Lo show live della cantante-autrice di Dover, che di recente si è pure cimentata come attrice in una manciata di pellicole, si traduce spesso e volentieri in un mix di soul, R&B, Motown e jazz, gettando un ponte fra passato e presente. L’ultimo album (il quarto in sei anni di carriera per dieci milioni di dischi venduti), «Colour Me Free», ha ricevuto un’accoglienza trionfale Oltreoceano: «È il disco più spontaneo e libero e meno premeditato che abbia mai fatto - ha dichiarato -. Ho lavorato circondata solo dal calore della musica, della mia band che ha suonato come in una jam session, e di mia madre. Un lavoro casalingo, che raccoglie tutti i generi che amo: soul, R&B, funk, hip-hop, gospel. Rappresenta il punto in cui sono oggi, come artista e come persona».
Tutt’altra musica alla Salumeria della Musica (ore 22, ingresso libero con prenotazione obbligatoria su lifegate.it), dove nell’ambito della serata targata «Rock Files Live», va in scena l’intrigante incontro tra la musica popolare del Mali di Ballaké Sissoko, eccelso suonatore di kora (l’arpa africana), e le sonorità classiche contemporanee del violoncellista francese Vincent Ségal, tra l'altro collaboratore dell’ultimo Sting. In ogni minuto di «Chamber Music», il disco registrato nello studio di Salif Keita in Mali, si percepisce il connubio potente tra la ferma ispirazione di Sissoko e la spinta deviante di Ségal.
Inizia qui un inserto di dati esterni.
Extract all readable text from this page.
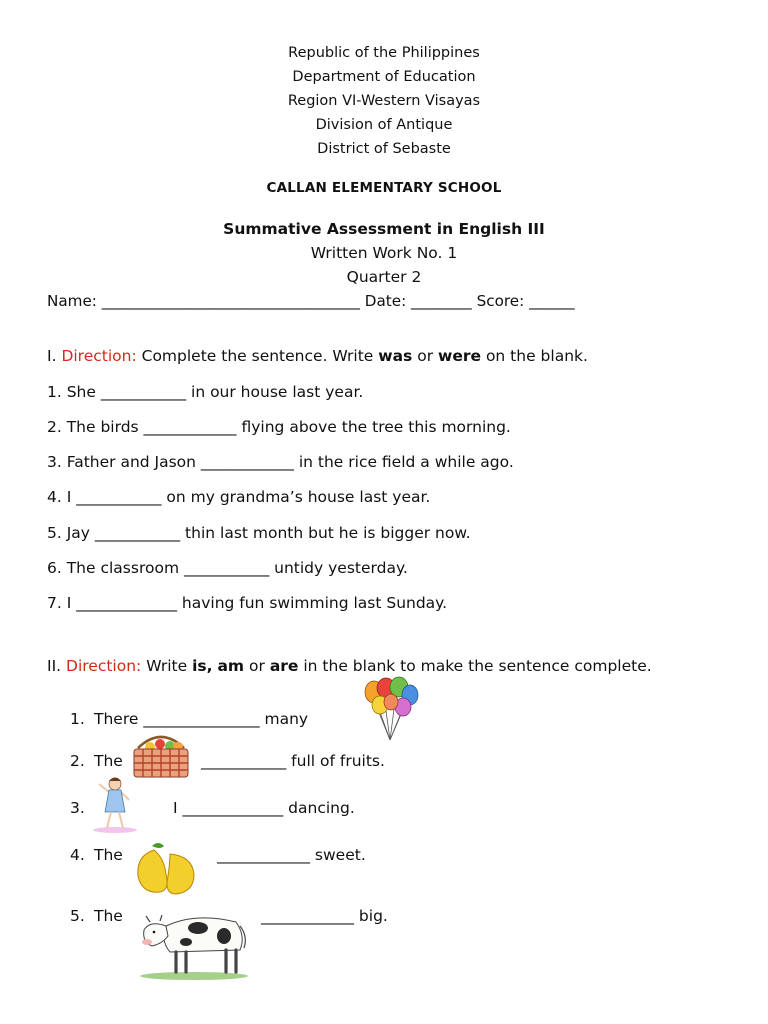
Republic of the Philippines
Department of Education
Region VI-Western Visayas
Division of Antique
District of Sebaste
CALLAN ELEMENTARY SCHOOL
Summative Assessment in English III
Written Work No. 1
Quarter 2
Name: __________________________________ Date: ________ Score: ______
I. Direction: Complete the sentence. Write was or were on the blank.
1. She ___________ in our house last year.
2. The birds ____________ flying above the tree this morning.
3. Father and Jason ____________ in the rice field a while ago.
4. I ___________ on my grandma’s house last year.
5. Jay ___________ thin last month but he is bigger now.
6. The classroom ___________ untidy yesterday.
7. I _____________ having fun swimming last Sunday.
II. Direction: Write is, am or are in the blank to make the sentence complete.
1. There _______________ many
2. The	___________ full of fruits.
3.	I _____________ dancing.
4. The	____________ sweet.
5. The	____________ big.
Proprio il francese, con il suo stile ricco ma mai troppo presente, dona linfa melodica alle strutture complesse di Sissoko, creando un viatico accessibile anche a quella sensibilità europea che difficilmente riesce ad apprezzare la musica tradizionale africana.


Alla Casa 139 (ore 22, ingresso dieci euro), infine, suonerà una delle band più apprezzate del movimento indie-folk-rock americano, i Local Natives da Los Angeles. Il quintetto dal look da ragazzi della porta accanto si diletta a cesellare canzoni eccentriche, raffinate e libere da ogni clichè, pur evocando qua e là Talking Heads, Crosby, Stills, Nash & Young e Beach Boys.